What is a crown reduction?
A crown reduction is the reduction in height and/or spread of a tree. The amount the tree is reduced by is dependant on the tree or tree owner’s requirements.
When might we need to carry out a crown reduction?
A crown reduction may be required for several reasons.
- Commonly, if a tree is too large for its surrounding environment, a crown reduction would be carried out in order to retain the tree in its location.
- Tree reduction may be required to reduce light loss or shading.
- A trees side lateral branches may be overhanging a property, causing damp or simply allowing birds to foul a certain area. For example, cars, driveways and patios.
- Tree reduction may even be required for aesthetic purposes.
A crown reduction may also be undertaken if the tree has suffered branch loss due to the tree having particularly over extended or heavy limbs/branches. The owner may wish to reduce the risk of any future branch loss.
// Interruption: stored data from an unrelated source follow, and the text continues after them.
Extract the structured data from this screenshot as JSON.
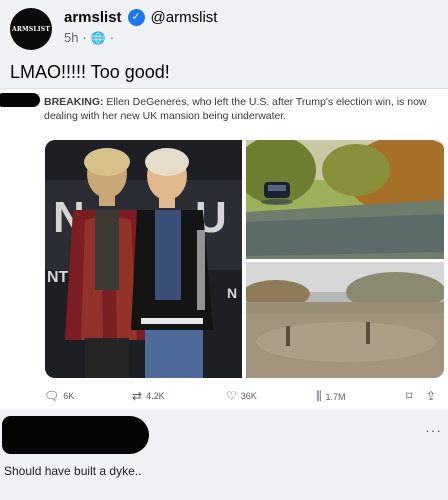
{
  "post": {
    "author_name": "armslist",
    "handle": "@armslist",
    "avatar_text": "ARMSLIST",
    "timestamp": "5h",
    "text": "LMAO!!!!! Too good!",
    "icons": {
      "verified": "verified-badge-icon",
      "audience": "globe-icon"
    }
  },
  "embedded_tweet": {
    "text_bold": "BREAKING:",
    "text_rest": "Ellen DeGeneres, who left the U.S. after Trump's election win, is now dealing with her new UK mansion being underwater.",
    "stats": {
      "replies": "6K",
      "reposts": "4.2K",
      "likes": "36K",
      "views": "1.7M"
    },
    "icons": [
      "reply-icon",
      "repost-icon",
      "like-icon",
      "views-icon",
      "bookmark-icon",
      "share-icon"
    ],
    "photo_backdrop_text": "NT"
  },
  "comment": {
    "text": "Should have built a dyke..",
    "more_label": "···"
  },
  "colors": {
    "verified_blue": "#1877f2",
    "meta_gray": "#65676b",
    "tweet_icon_gray": "#536471",
    "page_bg": "#f0f2f5"
  }
}
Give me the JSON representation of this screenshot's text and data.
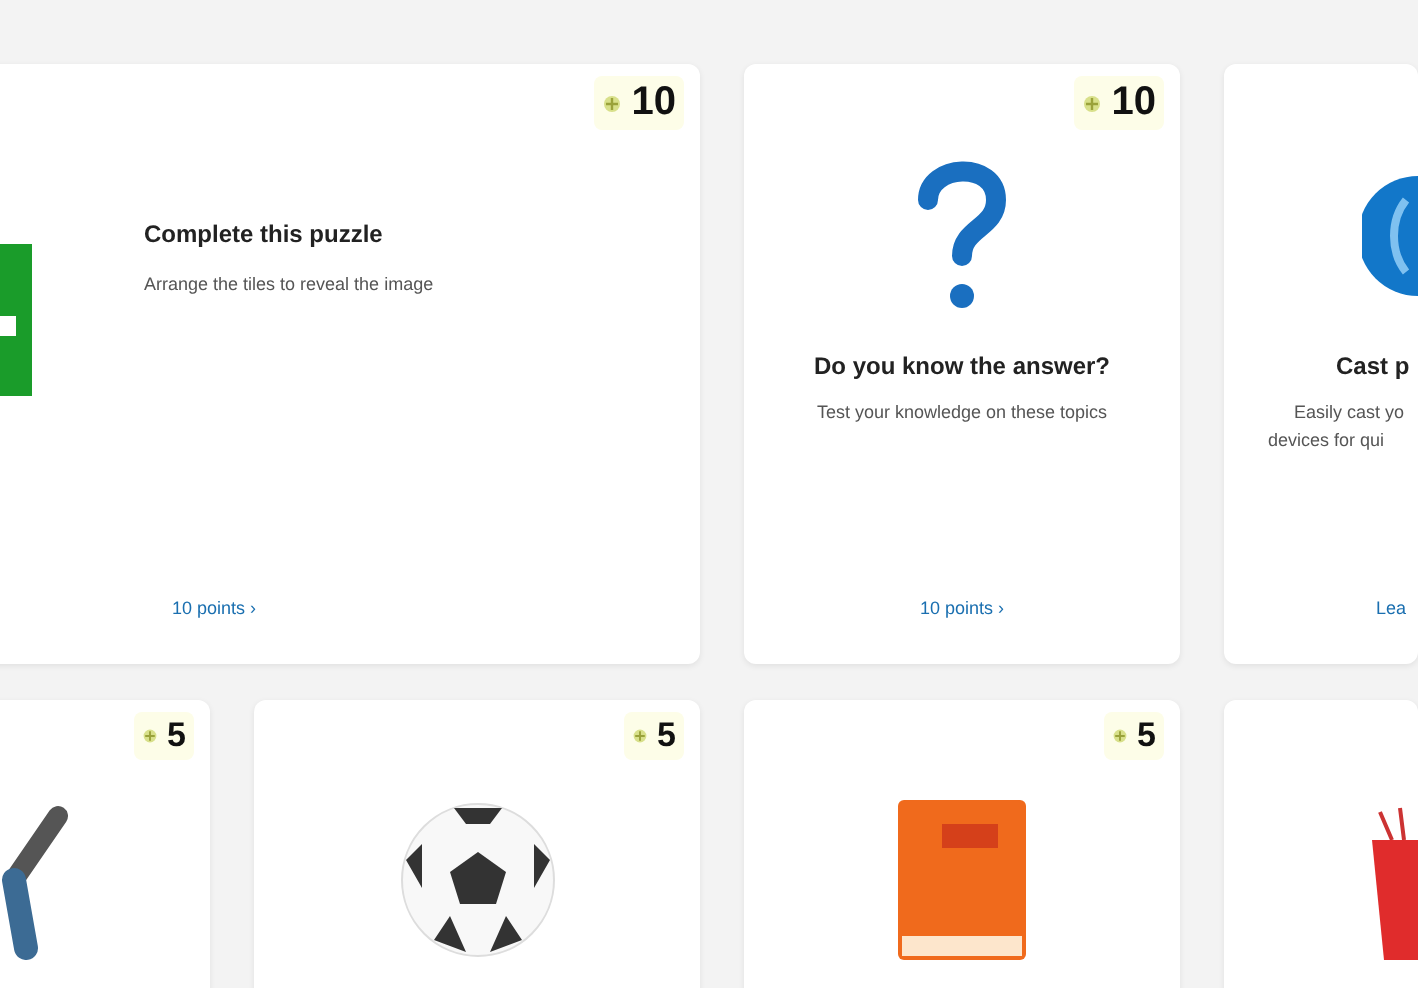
{
  "top_cards": [
    {
      "kind": "wide",
      "points": "10",
      "title": "Complete this puzzle",
      "description": "Arrange the tiles to reveal the image",
      "link": "10 points ›"
    },
    {
      "kind": "tall",
      "points": "10",
      "title": "Do you know the answer?",
      "description": "Test your knowledge on these topics",
      "link": "10 points ›"
    },
    {
      "kind": "edge",
      "title": "Cast p",
      "description_lines": [
        "Easily cast yo",
        "devices for qui"
      ],
      "link": "Lea"
    }
  ],
  "bottom_cards": [
    {
      "points": "5"
    },
    {
      "points": "5"
    },
    {
      "points": "5"
    }
  ]
}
Important information when reducing trees
There are obviously times when a tree may require a heavy reduction, but it is important to remember trees are living things that suffer from stress and over-pruning can shock trees. It is highly recommended that wounds left during a crown reduction should be as small as possible in order for the tree to repair itself without expending too much energy, also reducing the risk of infection to the exposed tissues.
When pruning, the summer is considered the best time as the tree is creating its own energy. Removing only a small percentage of the canopy allows the tree to replace the energy lost through photosynthesis. Winter pruning can be undertaken, although the debate is that you are removing the trees stored energy which the tree will have to replace once active again. Also, a tree’s natural defences to pruning are slower when dormant, so this may cause potential pathogens to enter the tree’s system that it would be better armed to combat if pruned when active.
It is more important not to prune a tree when the energy flow is active, so not in the spring when the sap is rising and releasing its stored energy from the roots. Equally, early autumn would not be advised as this is when the tree is sending its current energy down to the roots for storage over the coming winter.